Sony gets serious about high-resolution audio, again
On Sunday, September 15, 2013 7:44:56 PM UTC-7, Audio_Empire wrote:
In article ,
Andrew Haley wrote:
Audio_Empire wrote:
Sony has great ideas, but they always manage to screw the pooch
somehow. They either don't follow through with marketing the ideas
(SACD) or they stubbornly refuse to fit the product to the real
marketing demands (BetaMax).
I don't think SACD was so much badly marketed as badly timed. It was
introduced at the same time as MP3 players, and an important feature
was that SACDs couldn't be ripped. It looked to me (and to many
others) like that was the real purpose of SACD: an unrippable medium.
High-res was just a teaser to get people to buy them.

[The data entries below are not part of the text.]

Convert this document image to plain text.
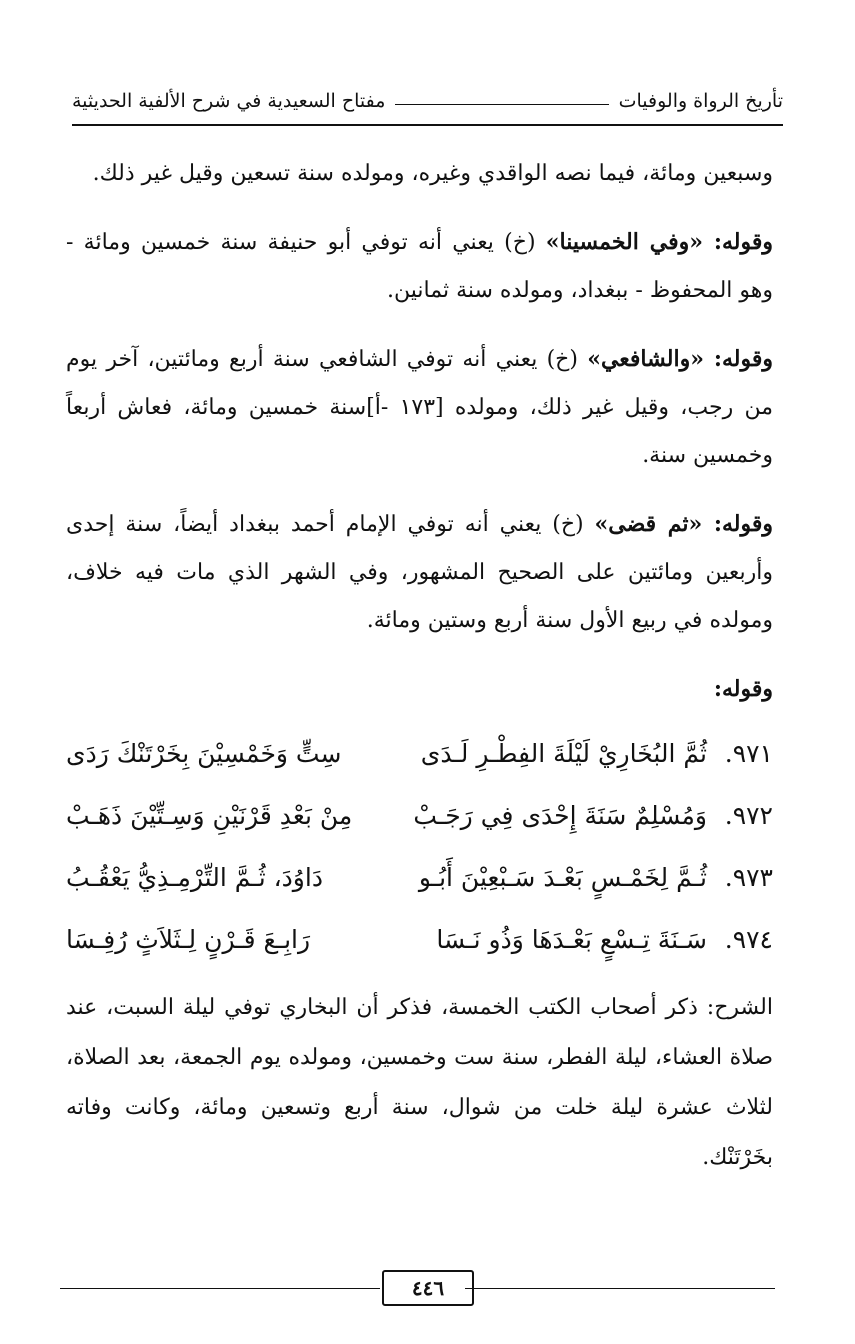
مفتاح السعيدية في شرح الألفية الحديثية	تأريخ الرواة والوفيات

وسبعين ومائة، فيما نصه الواقدي وغيره، ومولده سنة تسعين وقيل غير ذلك.

وقوله: «وفي الخمسينا» (خ) يعني أنه توفي أبو حنيفة سنة خمسين ومائة - وهو المحفوظ - ببغداد، ومولده سنة ثمانين.

وقوله: «والشافعي» (خ) يعني أنه توفي الشافعي سنة أربع ومائتين، آخر يوم من رجب، وقيل غير ذلك، ومولده [١٧٣ -أ]سنة خمسين ومائة، فعاش أربعاً وخمسين سنة.

وقوله: «ثم قضى» (خ) يعني أنه توفي الإمام أحمد ببغداد أيضاً، سنة إحدى وأربعين ومائتين على الصحيح المشهور، وفي الشهر الذي مات فيه خلاف، ومولده في ربيع الأول سنة أربع وستين ومائة.

وقوله:
٩٧١.
ثُمَّ البُخَارِيْ لَيْلَةَ الفِطْـرِ لَـدَى
سِتٍّ وَخَمْسِيْنَ بِخَرْتَنْكَ رَدَى
٩٧٢.
وَمُسْلِمٌ سَنَةَ إِحْدَى فِي رَجَـبْ
مِنْ بَعْدِ قَرْنَيْنِ وَسِـتِّيْنَ ذَهَـبْ
٩٧٣.
ثُـمَّ لِخَمْـسٍ بَعْـدَ سَـبْعِيْنَ أَبُـو
دَاوُدَ، ثُـمَّ التِّرْمِـذِيُّ يَعْقُـبُ
٩٧٤.
سَـنَةَ تِـسْعٍ بَعْـدَهَا وَذُو نَـسَا
رَابِـعَ قَـرْنٍ لِـثَلاَثٍ رُفِـسَا

الشرح: ذكر أصحاب الكتب الخمسة، فذكر أن البخاري توفي ليلة السبت، عند صلاة العشاء، ليلة الفطر، سنة ست وخمسين، ومولده يوم الجمعة، بعد الصلاة، لثلاث عشرة ليلة خلت من شوال، سنة أربع وتسعين ومائة، وكانت وفاته بخَرْتَنْك.

٤٤٦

This belief was perhaps wrong, and the timing was just an unfortunate
coincidence. But with people's listening moving onto the cloud and
digital players, any format tied to a physical medium is a relic, no
matter how good it can sound. If the new Sony players don't allow the
user the freedom to listen to their music where and how they want
those players will fail, and deservedly so.
Andrew.
I don't think that being not "ripp-able" had anything to do with SACD's
failure.
Failure? SACD is alive and well in the audiophile market. Lot's of new SACDs coming out each week and many of them are really well mastered. SACDs are about as dead as vinyl. IOW they are the rarest of beasts, physical media that is on the rise.